A New Magneto-Micropolar Boundary Layer Model for Liquid Flows -- Effect of Micromagnetorotation (MMR)

TL;DR

This paper introduces a novel magneto-micropolar boundary layer model incorporating micromagnetorotation effects, providing new insights into magnetic liquid flows with potential applications in engineering and biomedical fields.

Contribution

The paper develops the first model accounting for micromagnetorotation in magneto-micropolar flows, extending previous assumptions by including lateral magnetic effects and deriving a new PDE-based framework.

Findings

MMR significantly influences velocity profiles.

New parameters related to MMR affect flow characteristics.

Model solutions reveal unique flow features.

Abstract

In this paper, we present a micropolar continuum model based on the theory of magnetohydrodynamics.
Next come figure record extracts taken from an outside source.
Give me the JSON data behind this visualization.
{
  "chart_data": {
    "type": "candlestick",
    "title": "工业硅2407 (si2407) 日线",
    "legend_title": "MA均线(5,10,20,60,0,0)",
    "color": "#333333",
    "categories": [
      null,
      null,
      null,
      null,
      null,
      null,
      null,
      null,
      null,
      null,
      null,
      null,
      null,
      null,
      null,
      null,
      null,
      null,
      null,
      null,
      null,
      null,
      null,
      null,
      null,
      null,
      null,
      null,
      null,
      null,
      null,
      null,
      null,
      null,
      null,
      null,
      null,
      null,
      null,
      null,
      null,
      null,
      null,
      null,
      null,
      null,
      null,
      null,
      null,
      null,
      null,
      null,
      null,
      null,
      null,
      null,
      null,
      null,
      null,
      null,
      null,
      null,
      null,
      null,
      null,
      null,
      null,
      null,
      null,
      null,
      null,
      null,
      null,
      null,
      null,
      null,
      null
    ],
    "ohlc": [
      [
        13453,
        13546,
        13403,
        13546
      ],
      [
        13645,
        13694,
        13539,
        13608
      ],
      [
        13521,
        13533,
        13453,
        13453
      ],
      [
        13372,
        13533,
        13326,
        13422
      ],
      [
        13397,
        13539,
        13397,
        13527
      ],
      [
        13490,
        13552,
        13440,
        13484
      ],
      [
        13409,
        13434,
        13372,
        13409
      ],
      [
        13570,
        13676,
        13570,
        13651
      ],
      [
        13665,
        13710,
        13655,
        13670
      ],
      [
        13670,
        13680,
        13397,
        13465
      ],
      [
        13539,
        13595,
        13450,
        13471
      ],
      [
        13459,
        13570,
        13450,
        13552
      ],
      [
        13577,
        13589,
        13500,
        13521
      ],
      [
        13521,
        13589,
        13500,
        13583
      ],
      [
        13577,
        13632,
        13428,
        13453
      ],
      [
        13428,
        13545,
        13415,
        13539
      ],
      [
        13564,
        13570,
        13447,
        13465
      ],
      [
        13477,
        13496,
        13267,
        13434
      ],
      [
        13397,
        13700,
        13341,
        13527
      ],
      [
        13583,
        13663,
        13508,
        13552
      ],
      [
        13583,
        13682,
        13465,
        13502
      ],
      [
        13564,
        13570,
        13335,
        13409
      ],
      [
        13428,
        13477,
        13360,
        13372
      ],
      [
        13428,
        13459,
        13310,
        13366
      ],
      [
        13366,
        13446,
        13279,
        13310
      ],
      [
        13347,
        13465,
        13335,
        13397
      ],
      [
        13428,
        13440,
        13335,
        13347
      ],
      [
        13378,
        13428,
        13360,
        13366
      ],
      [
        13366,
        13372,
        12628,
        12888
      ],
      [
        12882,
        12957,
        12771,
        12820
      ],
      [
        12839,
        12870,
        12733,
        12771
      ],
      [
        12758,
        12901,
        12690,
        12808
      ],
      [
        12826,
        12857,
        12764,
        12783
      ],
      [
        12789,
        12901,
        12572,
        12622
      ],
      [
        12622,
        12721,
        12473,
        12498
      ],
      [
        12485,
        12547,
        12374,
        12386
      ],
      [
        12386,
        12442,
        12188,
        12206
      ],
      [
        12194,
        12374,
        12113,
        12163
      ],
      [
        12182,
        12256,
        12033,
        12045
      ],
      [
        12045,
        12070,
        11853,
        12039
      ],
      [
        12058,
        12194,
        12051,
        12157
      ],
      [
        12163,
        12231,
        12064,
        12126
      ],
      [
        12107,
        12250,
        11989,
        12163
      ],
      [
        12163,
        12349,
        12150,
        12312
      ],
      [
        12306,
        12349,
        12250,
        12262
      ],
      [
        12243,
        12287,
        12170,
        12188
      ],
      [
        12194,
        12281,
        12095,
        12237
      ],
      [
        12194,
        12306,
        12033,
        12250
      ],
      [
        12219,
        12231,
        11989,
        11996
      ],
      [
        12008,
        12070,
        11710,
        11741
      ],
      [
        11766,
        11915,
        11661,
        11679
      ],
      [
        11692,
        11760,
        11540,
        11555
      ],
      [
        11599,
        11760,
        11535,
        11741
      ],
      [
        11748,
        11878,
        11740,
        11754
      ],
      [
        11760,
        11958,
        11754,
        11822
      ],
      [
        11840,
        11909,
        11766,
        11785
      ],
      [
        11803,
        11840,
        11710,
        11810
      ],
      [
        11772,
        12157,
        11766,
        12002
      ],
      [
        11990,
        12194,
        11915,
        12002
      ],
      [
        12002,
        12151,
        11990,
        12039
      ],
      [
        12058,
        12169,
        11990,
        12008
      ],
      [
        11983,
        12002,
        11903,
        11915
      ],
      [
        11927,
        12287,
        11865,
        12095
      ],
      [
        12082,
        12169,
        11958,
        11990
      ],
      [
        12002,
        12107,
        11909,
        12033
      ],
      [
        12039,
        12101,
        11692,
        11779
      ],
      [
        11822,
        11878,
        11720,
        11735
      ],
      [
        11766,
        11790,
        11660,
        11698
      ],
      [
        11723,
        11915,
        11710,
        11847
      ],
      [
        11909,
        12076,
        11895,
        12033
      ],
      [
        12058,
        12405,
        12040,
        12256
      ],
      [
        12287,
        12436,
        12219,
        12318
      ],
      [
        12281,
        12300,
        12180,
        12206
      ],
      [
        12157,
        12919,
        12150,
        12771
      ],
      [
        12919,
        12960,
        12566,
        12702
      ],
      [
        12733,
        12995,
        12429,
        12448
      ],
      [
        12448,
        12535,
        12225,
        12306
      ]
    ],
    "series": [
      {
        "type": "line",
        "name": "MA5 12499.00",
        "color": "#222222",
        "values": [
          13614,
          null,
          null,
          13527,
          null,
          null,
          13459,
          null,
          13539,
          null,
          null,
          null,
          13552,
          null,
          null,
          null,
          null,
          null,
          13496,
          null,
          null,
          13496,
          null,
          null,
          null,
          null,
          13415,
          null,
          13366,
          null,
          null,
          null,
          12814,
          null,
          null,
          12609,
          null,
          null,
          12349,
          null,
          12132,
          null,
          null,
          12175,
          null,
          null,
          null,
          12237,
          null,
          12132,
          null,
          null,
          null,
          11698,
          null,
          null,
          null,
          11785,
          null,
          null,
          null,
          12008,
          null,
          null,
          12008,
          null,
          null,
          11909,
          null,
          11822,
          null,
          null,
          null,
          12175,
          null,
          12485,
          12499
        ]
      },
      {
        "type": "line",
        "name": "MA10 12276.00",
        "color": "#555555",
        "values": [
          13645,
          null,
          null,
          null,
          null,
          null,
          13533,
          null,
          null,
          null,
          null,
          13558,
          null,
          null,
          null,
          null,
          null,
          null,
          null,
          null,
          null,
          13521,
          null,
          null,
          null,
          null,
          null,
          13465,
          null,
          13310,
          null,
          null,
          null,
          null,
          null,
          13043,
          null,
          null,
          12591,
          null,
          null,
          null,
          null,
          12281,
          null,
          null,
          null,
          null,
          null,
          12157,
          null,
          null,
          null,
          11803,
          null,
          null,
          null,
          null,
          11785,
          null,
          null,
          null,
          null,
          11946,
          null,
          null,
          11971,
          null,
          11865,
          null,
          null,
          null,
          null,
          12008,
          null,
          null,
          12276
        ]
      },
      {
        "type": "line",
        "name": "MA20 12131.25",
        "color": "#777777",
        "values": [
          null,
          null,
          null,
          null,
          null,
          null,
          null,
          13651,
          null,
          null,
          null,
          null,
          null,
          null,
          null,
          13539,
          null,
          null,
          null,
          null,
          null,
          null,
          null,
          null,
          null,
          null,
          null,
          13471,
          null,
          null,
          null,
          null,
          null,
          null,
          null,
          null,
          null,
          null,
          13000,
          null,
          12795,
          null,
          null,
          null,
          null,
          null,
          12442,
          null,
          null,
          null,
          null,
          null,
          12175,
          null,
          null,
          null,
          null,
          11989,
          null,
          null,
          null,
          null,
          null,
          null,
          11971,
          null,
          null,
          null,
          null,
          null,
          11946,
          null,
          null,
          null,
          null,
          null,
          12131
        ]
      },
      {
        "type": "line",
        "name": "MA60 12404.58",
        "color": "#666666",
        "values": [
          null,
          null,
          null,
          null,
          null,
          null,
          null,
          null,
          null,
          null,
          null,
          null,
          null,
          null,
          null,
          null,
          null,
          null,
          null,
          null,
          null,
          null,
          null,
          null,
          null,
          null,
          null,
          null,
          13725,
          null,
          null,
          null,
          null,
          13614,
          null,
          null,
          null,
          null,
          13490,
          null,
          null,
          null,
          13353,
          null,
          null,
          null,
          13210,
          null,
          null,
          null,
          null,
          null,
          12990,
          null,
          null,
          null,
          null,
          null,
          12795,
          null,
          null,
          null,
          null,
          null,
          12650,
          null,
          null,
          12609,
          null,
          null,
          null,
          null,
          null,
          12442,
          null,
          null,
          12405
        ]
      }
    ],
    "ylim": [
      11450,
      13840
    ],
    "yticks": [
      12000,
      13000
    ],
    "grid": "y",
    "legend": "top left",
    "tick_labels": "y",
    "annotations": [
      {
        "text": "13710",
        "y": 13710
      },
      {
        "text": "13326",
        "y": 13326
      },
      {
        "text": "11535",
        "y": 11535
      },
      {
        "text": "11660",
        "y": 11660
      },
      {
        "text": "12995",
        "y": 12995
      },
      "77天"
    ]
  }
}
In particular, the effect of micromagnetorotation (MMR) is taken into account in the derivation of an initial-boundary value problem (i-bvp) within magneto-micorpolar flows. MMR is a phenomenon that is related to the micromotions of the magnetic liquid particles in the presence of externally applied magnetic field. In all previous investigations magnetization was supposed to be parallel to applied magnetic field therefore its effect in the lateral direction is neglected. This assumption is not correct in magnetic-micropolar flows. Since, magnetic-micropolar flows are anisotropic in nature. Here, we present a model accounting for this MMR effect. The constitutive equation for the MMR is described and the governing system of flow dynamics is described in the form of PDEs. Boundary layer flow assumptions are used to derive an initial-boundary value problem in ODEs. As a consequence, two newly defined parameters arises that are related to the MMR. The effects of these parameters on the flow characteristics are investigated. The developed i-bvp is solved through the shooting method using MATLAB routines. Effects of MMR are analyzed on the miro-rotational and hydrodynamic velocities profiles. Some interesting features of the flow are observed. Results are presented through graphs and discussed in detail. It is worth mentioning that the model presented is first of its kind in the literature and has a great potential in investigating boundary layer flows within micropolar continuum with other physical aspects of the flow pertinent to engineering and biomedical applications.